One example is marketplaces. Nostr can be a great way to publish an ecommerce listing, but actually brokering the sale in such a way that two people don't end up paying for a single item will require more back and forth to manually confirm a transaction than alternative database models might require.
Another is source control. As I understand it Jack hasn't proposed implementing git on Nostr, just an issue tracking and pull request system. But the lack of consistency at the datbase level remains a serious problem for coming to consensus on changes, fetching the latest state of the repository, or avoiding duplicate work.
There is one way to sidestep this limitation though, even staying within the Nostr protocol. By trading availability and partition tolerance away, you can gain some level of consistency. The Nostr network as a whole is a single database with availability and consistency, but select a single relay and you get a single database with different characteristics. What's even more cool is that this single database, depending on implementation, can exhibit any combination of CAP guarantees. A postgres-backed relay will work differently than one backed by DynamoDB.
The implicit tradeoff here is of course one of trust - you're now entrusting all your data to a single service provider, just like we conventionally do today. But one further tactic can mitigate this risk. If your application can be broken down into multiple chunks, each of which must be internally consistent, but which don't need to coordinate with each other, you can store each chunk on a different relay. This gives you availability and partition tolerance for your use case as a whole, but consistency for each chunk.

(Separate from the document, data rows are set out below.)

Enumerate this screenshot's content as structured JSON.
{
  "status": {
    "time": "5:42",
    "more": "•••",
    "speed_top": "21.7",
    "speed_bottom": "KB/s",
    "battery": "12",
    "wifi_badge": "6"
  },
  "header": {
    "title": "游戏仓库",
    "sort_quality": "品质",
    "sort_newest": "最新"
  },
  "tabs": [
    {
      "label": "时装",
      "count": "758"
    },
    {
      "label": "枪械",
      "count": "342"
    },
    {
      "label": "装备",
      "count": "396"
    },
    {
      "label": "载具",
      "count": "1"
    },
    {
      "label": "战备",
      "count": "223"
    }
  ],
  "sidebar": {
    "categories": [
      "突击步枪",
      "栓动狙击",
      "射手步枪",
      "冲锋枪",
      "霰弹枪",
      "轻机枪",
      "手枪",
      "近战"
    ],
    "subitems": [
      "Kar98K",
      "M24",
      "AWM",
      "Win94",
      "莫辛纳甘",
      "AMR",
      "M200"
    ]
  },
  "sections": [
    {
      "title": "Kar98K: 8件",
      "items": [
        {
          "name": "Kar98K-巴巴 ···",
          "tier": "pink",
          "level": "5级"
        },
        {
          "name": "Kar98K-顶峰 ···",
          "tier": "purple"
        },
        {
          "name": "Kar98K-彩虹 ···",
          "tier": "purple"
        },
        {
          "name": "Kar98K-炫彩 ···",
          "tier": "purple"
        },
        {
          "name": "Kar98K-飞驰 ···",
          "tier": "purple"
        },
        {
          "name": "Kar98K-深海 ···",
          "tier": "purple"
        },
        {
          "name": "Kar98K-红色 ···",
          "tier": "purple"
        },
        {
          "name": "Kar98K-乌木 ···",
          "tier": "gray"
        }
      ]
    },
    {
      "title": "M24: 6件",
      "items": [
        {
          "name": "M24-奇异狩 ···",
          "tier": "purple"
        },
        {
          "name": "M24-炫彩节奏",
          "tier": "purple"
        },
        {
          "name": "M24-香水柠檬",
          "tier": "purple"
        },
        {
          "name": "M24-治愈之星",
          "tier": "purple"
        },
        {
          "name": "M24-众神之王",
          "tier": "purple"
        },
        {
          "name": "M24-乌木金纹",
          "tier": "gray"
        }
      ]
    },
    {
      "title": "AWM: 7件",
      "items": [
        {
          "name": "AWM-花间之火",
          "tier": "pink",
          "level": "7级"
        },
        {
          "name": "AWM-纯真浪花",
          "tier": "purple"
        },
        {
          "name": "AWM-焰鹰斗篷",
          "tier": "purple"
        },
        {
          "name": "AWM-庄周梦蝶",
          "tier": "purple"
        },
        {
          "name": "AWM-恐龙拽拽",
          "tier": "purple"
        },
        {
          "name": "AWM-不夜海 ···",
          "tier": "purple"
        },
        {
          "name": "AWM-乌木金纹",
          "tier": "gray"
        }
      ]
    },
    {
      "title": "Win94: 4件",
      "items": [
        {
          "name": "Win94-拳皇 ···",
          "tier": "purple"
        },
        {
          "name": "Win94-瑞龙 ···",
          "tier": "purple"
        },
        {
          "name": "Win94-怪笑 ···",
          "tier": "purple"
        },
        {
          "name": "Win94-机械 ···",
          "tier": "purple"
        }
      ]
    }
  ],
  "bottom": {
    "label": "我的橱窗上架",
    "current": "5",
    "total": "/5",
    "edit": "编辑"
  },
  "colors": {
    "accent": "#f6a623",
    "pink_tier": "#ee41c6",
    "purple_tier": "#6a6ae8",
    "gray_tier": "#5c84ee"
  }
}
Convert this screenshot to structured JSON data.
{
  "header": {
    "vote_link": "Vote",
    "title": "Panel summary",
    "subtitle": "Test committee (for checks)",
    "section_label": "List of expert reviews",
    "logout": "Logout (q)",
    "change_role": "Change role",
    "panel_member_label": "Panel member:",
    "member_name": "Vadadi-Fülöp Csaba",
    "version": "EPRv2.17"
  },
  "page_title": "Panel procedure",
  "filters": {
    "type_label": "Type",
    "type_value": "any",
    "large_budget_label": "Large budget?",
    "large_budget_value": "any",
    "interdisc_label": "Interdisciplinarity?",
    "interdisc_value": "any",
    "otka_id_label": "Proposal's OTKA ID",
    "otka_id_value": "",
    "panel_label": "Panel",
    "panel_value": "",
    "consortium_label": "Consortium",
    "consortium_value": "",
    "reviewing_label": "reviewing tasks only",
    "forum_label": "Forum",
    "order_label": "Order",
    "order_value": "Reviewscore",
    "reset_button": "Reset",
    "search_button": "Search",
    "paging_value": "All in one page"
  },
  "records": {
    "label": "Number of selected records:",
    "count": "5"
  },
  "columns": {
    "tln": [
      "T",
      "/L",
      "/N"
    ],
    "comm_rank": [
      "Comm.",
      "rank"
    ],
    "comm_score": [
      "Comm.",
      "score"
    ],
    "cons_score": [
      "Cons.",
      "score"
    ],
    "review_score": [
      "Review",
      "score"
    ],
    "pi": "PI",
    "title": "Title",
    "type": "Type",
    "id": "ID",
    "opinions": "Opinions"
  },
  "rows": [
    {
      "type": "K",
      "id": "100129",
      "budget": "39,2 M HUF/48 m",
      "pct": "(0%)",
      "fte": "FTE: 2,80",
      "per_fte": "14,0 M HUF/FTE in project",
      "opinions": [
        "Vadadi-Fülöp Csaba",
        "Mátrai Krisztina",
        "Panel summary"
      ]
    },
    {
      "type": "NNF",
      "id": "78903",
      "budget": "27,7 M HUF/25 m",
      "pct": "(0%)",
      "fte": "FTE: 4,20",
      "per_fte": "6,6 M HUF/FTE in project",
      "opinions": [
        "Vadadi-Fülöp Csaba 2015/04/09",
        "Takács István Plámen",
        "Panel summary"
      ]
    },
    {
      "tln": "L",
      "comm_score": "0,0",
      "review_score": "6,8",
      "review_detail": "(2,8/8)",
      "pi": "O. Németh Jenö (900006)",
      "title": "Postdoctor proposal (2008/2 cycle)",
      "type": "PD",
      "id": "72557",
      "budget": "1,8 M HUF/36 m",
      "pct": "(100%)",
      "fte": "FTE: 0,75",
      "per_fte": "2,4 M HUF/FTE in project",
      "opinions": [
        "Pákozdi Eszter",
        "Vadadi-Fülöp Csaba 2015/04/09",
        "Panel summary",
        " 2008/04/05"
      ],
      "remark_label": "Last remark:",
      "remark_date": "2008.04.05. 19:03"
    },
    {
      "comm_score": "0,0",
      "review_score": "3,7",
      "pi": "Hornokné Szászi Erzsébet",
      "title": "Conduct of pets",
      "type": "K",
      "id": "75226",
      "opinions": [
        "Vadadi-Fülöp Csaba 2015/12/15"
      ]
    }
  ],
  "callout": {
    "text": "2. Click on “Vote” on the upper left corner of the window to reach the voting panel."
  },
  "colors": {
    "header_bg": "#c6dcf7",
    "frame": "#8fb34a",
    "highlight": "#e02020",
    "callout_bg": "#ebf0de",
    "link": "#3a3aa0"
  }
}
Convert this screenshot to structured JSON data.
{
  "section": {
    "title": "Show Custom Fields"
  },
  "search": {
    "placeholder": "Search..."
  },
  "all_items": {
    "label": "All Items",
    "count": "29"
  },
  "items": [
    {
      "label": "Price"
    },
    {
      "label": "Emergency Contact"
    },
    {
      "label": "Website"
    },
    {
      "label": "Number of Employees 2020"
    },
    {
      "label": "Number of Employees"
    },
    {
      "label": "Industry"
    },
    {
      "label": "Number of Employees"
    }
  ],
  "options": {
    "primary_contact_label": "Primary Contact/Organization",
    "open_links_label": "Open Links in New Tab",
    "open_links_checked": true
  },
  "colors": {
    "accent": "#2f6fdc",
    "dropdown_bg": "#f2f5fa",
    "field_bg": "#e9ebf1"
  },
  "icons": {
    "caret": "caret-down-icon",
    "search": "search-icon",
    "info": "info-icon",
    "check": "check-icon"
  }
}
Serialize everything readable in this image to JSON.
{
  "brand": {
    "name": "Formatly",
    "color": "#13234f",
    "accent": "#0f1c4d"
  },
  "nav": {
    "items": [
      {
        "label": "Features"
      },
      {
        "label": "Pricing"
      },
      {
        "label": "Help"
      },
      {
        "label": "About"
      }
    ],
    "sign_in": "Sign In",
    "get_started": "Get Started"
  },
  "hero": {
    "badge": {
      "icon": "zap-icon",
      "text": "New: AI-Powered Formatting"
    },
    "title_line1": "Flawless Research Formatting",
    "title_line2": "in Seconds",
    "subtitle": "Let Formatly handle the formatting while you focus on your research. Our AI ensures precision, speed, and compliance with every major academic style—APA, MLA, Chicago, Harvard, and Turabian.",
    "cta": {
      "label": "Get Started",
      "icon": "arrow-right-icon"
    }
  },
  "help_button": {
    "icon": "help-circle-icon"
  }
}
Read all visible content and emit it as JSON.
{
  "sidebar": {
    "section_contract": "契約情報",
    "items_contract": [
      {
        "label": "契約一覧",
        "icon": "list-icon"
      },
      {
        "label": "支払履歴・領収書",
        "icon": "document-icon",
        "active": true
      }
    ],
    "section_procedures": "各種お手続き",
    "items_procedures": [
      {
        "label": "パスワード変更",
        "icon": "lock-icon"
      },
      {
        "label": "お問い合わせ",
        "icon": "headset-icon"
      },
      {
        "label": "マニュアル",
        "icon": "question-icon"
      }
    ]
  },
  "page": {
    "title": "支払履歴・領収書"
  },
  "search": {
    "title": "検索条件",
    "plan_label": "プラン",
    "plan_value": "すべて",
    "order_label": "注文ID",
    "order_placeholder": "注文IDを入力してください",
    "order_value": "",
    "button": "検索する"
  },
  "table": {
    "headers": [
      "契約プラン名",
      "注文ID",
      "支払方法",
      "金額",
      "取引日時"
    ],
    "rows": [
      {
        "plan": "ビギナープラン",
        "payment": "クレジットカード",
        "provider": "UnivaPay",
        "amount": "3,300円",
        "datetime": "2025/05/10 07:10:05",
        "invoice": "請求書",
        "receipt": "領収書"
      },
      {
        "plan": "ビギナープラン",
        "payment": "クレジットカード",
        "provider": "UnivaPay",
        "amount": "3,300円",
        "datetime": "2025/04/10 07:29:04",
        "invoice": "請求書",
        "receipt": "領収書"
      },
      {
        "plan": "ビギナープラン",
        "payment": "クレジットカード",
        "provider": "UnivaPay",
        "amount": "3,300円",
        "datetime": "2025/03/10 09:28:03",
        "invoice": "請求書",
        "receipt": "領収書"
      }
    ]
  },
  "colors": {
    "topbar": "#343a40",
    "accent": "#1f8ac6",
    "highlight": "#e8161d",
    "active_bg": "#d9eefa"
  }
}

This creates a possible solution to the two examples above. Instead of trying to broker all transactions on many relays simultaneously, or brokering all transactions on a single, centralized relay, you can broker each transaction on a different relay. If a relay then goes down, or censors you, they can take some listings with them, but not all your listings. In practice, trading a little bit of censorship resistance for good consistency guarantees can be a good trade.
Likewise, a repository might be stored on a single relay, with backups, and each pull request or issue can live on a separate relay. If a relay takes down a PR, only that PR is lost, not the entire repository. Of course, having some archival relays in the mix as well makes sense for this use case because it's so long-lived.
I think thinking of Nostr as a database is fascinating. And because databases are so well-understood, hopefully this paradigm can be helpful for continuing to develop an understanding of what Nostr is good for - and what it's not.